主観/客観

破線のマリス (講談社文庫)

破線のマリス (講談社文庫)

 「ミステリー」というジャンルがどういう範囲を指すのかもよく分からない人間であるが、長時間暇つぶしをしなければならず、勉強もしたくなかったため、買ってみる。著者の名前も知っていたし。
 「もはや、客観なんてなくて、すべての表現は主観によって切り取られている。ドキュメンタリーもしかり」という言は、言い尽くされたクリシェであるから、その指摘とメディアリテラシーの啓蒙自体は目新しいことではない。大事なのは、そうしたものだ、ということを文章や映像技術を使ってどうおもしろく、説得的に表現していくかだと思う。
 それとは関係なく、ストーリー的に、結構最初の方で、主人公の映像編集者を見つめる第三者の視点が誰なのかわかってしまった。
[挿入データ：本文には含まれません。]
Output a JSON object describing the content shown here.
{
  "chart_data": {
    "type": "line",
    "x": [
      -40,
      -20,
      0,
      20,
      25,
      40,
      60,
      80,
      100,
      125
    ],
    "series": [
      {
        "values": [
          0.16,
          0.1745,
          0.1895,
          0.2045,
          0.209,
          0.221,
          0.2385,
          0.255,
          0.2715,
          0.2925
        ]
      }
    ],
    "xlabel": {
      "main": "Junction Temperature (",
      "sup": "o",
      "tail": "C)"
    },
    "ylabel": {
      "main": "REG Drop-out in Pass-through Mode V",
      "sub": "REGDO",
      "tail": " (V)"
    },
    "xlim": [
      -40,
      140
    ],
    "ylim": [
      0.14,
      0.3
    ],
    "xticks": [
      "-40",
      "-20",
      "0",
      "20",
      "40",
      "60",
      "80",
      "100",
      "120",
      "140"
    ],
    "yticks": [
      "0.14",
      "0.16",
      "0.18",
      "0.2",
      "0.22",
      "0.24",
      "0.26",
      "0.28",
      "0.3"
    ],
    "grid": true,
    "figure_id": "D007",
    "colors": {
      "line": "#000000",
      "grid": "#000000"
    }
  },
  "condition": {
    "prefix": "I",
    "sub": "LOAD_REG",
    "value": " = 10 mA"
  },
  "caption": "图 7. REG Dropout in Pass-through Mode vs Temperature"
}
著者は、そこの動機を、紋切り型の家族像に基づいて設定しているため、今一つの感が。でもおもしろかったですよ。

ドキュメンタリーは嘘をつく

ドキュメンタリーは嘘をつく

 そういえば昨年読んだこの本。「破線のマリス」は、これとセットで読むといいかもしれない。書かれていることは、社会科学的には言いつくされたことであっても、調査法の授業とかで、事例や課題に使ってみると役に立つかも、です。